Four Score Speaker Series: Dr. James Read

Date: 01/25/24
Location: Zoom

Join us on Thursday, January 25th, for a lively discussion with author Dr. James Read on his latest book Sovereign of a Free People: Abraham Lincoln, Majority Rule, and Slavery.

Lincoln’s understanding of majority rule, and his faith and hope that even the most difficult political questions could and should be resolved through peaceful democratic methods, is the theme of James H. Read’s 2023 book, Sovereign of a Free People: Abraham Lincoln, Majority Rule, and Slavery.

Abraham Lincoln closed his Gettysburg Address, delivered amid “a great civil war,” expressing the hope that “government of the people, by the people, for the people, shall not perish from the earth.” But Lincoln never wanted such a war.

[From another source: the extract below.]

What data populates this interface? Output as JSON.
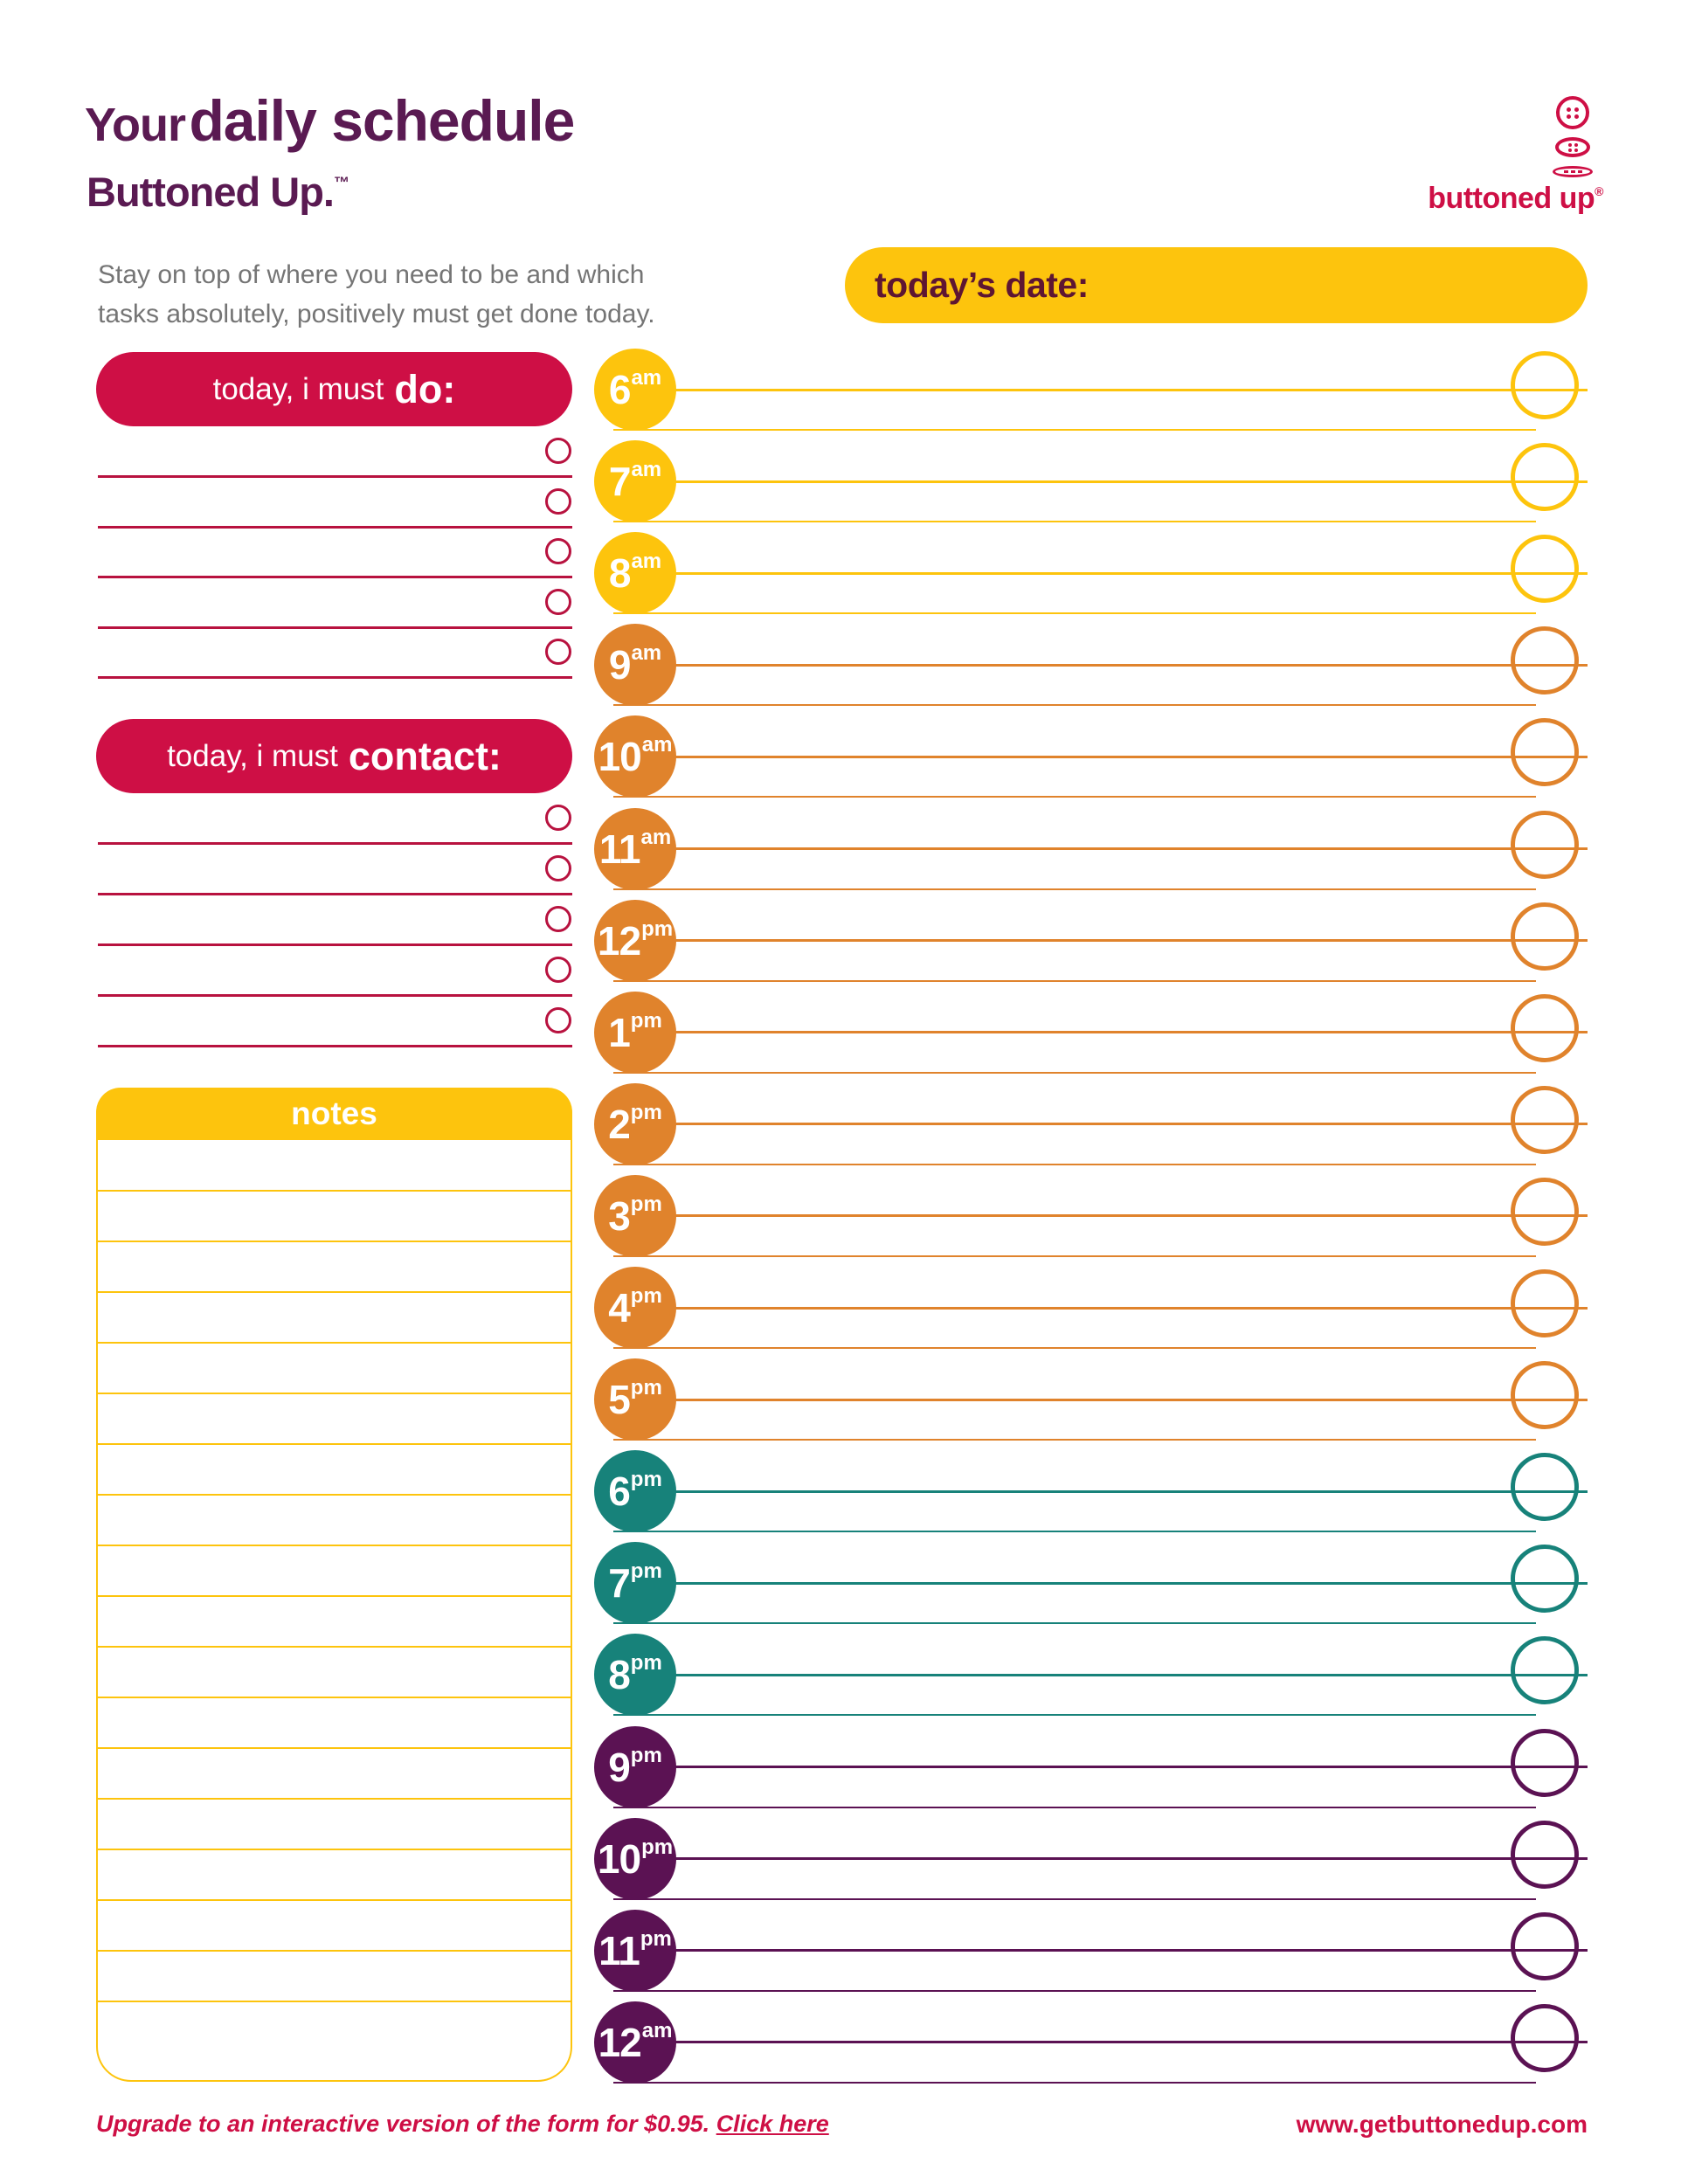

Before the war he had believed and hoped that slavery could be abolished peacefully, gradually, and democratically through “peaceful ballots,” not “bloody bullets.”

American history did not take this direction, because slave state leaders of the Lower South dramatically refused to accept Lincoln’s election as president. Those states seceded before his inauguration as president. They shortly thereafter fired on Fort Sumter, because they believed Lincoln’s vision of slavery’s gradual, peaceful extinction would succeed in the long run unless immediately and forcefully blocked. In response to slaveholders’ refusal to accept the results of a free and fair election, Lincoln's First Inaugural Address (March 4, 1861) defended majority rule as “the only true sovereign of a free people.”

James H. Read is a Professor of Political Science at the College of St. Benedict and St. John’s University in Minnesota. In addition to Sovereign of a Free People, he is the author of Power versus Liberty: Madison, Hamilton, Wilson, and Jefferson (2000), Doorstep Democracy: Face to Face Politics in the Heartland (2008), and Majority Rule versus Consensus: The Political Thought of John C. Calhoun (2009), as well as many articles and book chapters in the fields of political theory and American political thought. He received his Ph.D. from Harvard University in 1988. He lives in Avon, Minnesota.